Wednesday, August 14, 2013

More Than a Place to Sleep

Wednesday, August 14, 2013

I do not understand why, in choosing travel accommodation, some people would say dismissively, “oh, we’re just sleeping there anyway.”  Hotels, inns, bed-and-breakfasts, hostels, homestays – are they nothing more than places to sleep?  I think not.  They are an essential part of the whole travel experience.  In fact, some of my memorable experiences on the road involve--and revolve around--the places I stayed at.

Here are my favorites:

Teresek View Motel, Kuala Tahan, Pahang, Malaysia

This inn is included in the tour package for Taman Negara National Park that we got so I had no idea how it would be like.  It turned out really crummy:  the smell of durian that pervaded the place and engulfed the senses; a bathroom you wouldn’t want to set your foot in without slippers on; the smell of moldy linens camouflaged by perfume; a ‘private’ balcony that turned out to be not so private after all.  But our stay at Teresek View became the highlight of our trip. The sheer shabbiness of the place changed the way I look at life on the road and life in general.  It taught me that when I’m in a foreign place I can’t afford to be fussy and fastidious, and yielding to the place and to the moment is the best way to have fun. From then on, travel became less of a ‘vacation’ but more of experiencing both the niceties and nastiness of every day.     

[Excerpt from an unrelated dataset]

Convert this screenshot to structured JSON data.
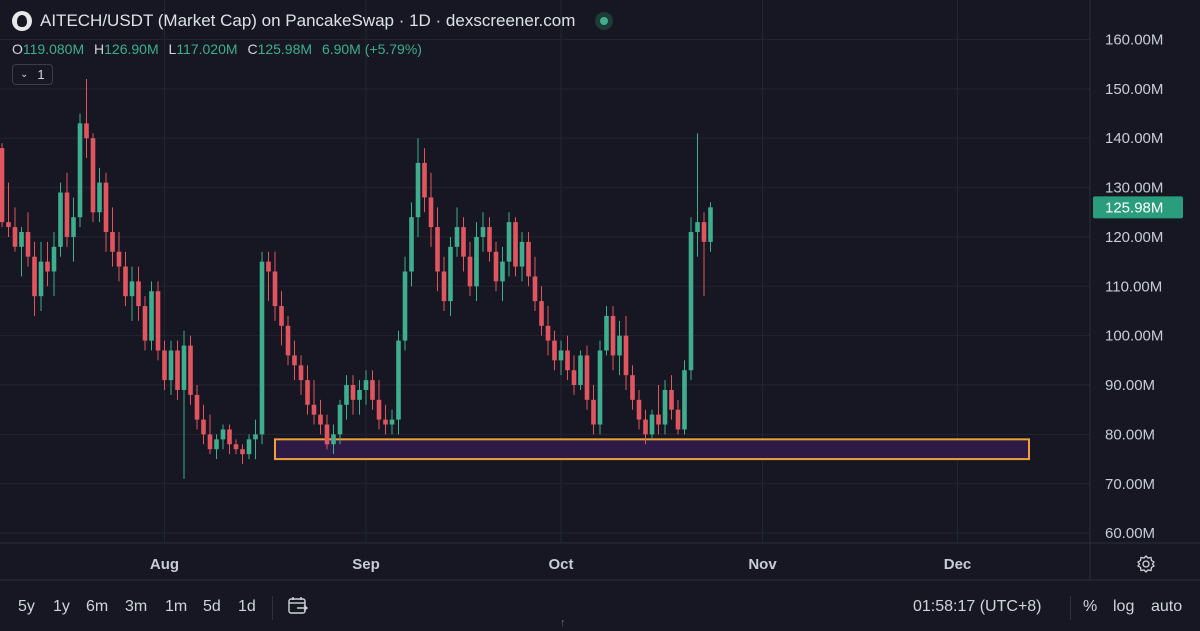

Umaid Bhawan Hotel, Jaipur, India

Umaid Bhawan is a favorite for how it looks. I felt like a maharani staying in such a swanky place.

Royal Suite, Umaid Bhawan Hotel, Jaipur, India

Hotel Centre Pointe Silom, Bangkok, Thailand

It was my first time to go to Bangkok when we stayed at Centre Pointe.  I thought at that time that the high-rise hotel with its sanitized feel and modern facilities looked incongruous with the chaos that surrounded it. Stepping out of its doors, we were greeted by the ceaseless tumult of everyday life: colorful tuktuks all around, people walking to the Saphan Taksin pier to catch a riverboat taxi, street vendors hawking charcoal-grilled fish, yen ta four, rompers, dragon fruits, lottery tickets—an entire world of goodies that enchant wide-eyed tourists like me. Without this incessant commotion in its surroundings, Centre Pointe would be like any other nice yet dull hotel.

8 Auspicious Him View Hotel, McLeod Ganj, Dharamsala, India

I am not a religious person, but I loved how this inn named and decorated their rooms with the eight auspicious symbols of Buddhism. We stayed at the White Conch room wherein I can see the stunning Dhauladhar range without having to get up from bed.
White Conch Room, 8 Auspicious Him View Hotel, McLeod Ganj, Dharamsala, India

The Green House, Urubamba, Huaran, Peru

The Green House remains my favorite among all the hotels and inns I’ve stayed. Let me quote from a post I’ve written earlier:

 The Green House offered us a restorative sojourn. Located in the heart of Peru’s Sacred Valley, this bed-and-breakfast became our sanctuary from noise and disquiet, a place where the din of hooting horns, screaming brakes and prattling tourists is refreshingly absent and the modest sound of the stream behind our room blended with the place’s tranquil silence.

Its splendid isolation, away from life’s daily disruptions and distractions, rewarded us with the rare chance to be together - to go on quiet walks, discover the depths and delights of the community, picnic on freshly baked bread and fruits in the middle of harvested corn fields and drink in the magnificence of the Andes.